Au delà des sujets traités cette semaine par tous les hebdomadaires (75% imposables au-dessus de 1M€ intenables, Règle d'Or qui fache, Gaz de Schiste qui agace, etc...), qui aurait su que Filipetti et Cahuzac se détestaient à ce point là ? Qui aurait su qu'au nez et à la barbe de Montebourg, Moscovici aurait demandé à Pigasse (patron de la femme de Montebourg) d'être le conseiller d'un projet financier d'Etat ? Qui aurait su que Manuel Valls et Christine Taubira se mettraient aussi vite sur la figure ? Qui aurait su que Manuel Valls (...encore !) se mettrait dans les bottes de Claude Guéant si vite ?... Et je ne parle pas des hommes et des femmes qui ont déposé tout leur désespoir sur les épaules de François Hollande le 6 mai dernier et qui dans les forums de discussion et autres réseaux sociaux commencent à se plaindre de plus en plus... En somme, si tout ce qui sort aussi rapidement et aussi facilement aujourd'hui continue à monter, il faut se demander si ce n'est pas la conséquence d'une absence de leadership au sommet de l'Etat.
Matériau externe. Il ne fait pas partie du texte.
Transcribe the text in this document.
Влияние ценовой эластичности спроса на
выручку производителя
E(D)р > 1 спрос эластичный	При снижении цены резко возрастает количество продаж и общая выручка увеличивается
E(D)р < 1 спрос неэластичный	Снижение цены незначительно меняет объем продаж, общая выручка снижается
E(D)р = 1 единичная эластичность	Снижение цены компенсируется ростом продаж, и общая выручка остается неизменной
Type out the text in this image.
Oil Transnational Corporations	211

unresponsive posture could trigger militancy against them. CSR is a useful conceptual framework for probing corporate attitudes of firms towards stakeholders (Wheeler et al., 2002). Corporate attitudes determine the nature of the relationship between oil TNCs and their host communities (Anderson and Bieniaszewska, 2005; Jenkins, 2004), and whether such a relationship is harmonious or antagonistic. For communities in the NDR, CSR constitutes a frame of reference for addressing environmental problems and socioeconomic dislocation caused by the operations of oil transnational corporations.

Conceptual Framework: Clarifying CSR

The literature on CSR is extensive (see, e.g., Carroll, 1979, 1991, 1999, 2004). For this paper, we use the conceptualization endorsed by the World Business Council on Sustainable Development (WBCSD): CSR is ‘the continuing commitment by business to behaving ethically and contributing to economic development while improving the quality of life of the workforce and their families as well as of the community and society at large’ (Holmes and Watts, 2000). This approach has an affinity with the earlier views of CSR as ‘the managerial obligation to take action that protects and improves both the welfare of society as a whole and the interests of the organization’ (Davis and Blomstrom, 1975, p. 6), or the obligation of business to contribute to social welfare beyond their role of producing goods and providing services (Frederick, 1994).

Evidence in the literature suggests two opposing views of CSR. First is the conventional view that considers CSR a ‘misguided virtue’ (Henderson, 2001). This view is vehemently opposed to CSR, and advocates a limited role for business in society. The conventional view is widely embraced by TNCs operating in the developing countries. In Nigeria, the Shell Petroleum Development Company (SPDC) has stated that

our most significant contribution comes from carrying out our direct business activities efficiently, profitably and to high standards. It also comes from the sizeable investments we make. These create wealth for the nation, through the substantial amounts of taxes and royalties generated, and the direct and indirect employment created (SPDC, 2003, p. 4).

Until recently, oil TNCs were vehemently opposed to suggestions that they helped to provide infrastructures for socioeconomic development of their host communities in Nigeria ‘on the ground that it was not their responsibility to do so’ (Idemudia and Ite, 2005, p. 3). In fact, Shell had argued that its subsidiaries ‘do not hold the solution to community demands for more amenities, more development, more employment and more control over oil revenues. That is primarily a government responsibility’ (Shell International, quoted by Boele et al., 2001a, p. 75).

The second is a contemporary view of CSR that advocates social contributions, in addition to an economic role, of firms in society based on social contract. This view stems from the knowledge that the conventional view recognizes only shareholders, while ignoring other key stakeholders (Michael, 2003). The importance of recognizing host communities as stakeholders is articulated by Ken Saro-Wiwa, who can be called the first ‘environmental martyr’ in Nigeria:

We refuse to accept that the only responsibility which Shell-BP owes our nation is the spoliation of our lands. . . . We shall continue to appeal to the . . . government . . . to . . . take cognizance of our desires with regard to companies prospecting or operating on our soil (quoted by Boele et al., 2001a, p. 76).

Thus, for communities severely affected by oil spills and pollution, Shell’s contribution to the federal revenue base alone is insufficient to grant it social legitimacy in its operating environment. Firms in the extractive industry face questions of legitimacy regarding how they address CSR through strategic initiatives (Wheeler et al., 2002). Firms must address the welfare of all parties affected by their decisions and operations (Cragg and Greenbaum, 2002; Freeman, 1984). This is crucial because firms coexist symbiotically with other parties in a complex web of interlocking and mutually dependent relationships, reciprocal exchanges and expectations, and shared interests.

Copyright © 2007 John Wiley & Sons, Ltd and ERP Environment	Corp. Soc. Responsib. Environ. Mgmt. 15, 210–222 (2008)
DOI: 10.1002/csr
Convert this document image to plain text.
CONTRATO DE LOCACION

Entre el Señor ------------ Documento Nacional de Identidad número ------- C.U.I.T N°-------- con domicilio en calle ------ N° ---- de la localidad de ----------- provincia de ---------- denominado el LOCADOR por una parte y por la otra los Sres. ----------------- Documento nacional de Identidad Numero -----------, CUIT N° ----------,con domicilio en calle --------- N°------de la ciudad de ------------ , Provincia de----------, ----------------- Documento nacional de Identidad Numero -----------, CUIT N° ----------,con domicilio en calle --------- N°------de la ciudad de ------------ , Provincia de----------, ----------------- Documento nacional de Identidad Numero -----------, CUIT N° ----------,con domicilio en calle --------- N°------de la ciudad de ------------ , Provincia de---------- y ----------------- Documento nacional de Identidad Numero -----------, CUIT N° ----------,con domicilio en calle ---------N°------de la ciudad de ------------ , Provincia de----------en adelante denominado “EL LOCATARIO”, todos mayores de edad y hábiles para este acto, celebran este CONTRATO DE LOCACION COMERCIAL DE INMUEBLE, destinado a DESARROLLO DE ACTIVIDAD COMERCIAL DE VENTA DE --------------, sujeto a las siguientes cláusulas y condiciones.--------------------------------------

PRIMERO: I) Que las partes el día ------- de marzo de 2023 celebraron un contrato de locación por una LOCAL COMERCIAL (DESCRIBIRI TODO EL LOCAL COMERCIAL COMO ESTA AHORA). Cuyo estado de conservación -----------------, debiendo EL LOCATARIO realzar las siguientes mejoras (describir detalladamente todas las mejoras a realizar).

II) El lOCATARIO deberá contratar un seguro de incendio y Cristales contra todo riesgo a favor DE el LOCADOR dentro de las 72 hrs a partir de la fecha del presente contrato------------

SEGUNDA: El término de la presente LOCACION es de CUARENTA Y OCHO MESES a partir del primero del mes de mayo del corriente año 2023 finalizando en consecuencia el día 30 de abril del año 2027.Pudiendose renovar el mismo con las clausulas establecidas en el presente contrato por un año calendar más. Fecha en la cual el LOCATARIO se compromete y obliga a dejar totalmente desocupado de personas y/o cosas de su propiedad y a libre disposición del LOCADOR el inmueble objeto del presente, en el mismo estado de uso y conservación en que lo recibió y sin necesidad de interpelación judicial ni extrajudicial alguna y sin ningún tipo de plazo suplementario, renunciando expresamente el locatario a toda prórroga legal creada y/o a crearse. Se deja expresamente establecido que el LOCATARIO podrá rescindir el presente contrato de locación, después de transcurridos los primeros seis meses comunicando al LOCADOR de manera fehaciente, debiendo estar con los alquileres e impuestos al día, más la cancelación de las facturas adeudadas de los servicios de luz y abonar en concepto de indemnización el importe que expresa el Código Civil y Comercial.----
L'armée des ombres est en train de se mettre en marche progressivement contre tous les pouvoirs. Sarkozy en a fait les frais, Hollande en montrant si vite ses faiblesses est en train d'en subir les premières conséquences alors qu'une majorité de français pensait qu'il tiendrait mieux le choc. Et tapi dans ces ombres, le Front National attend. En silence.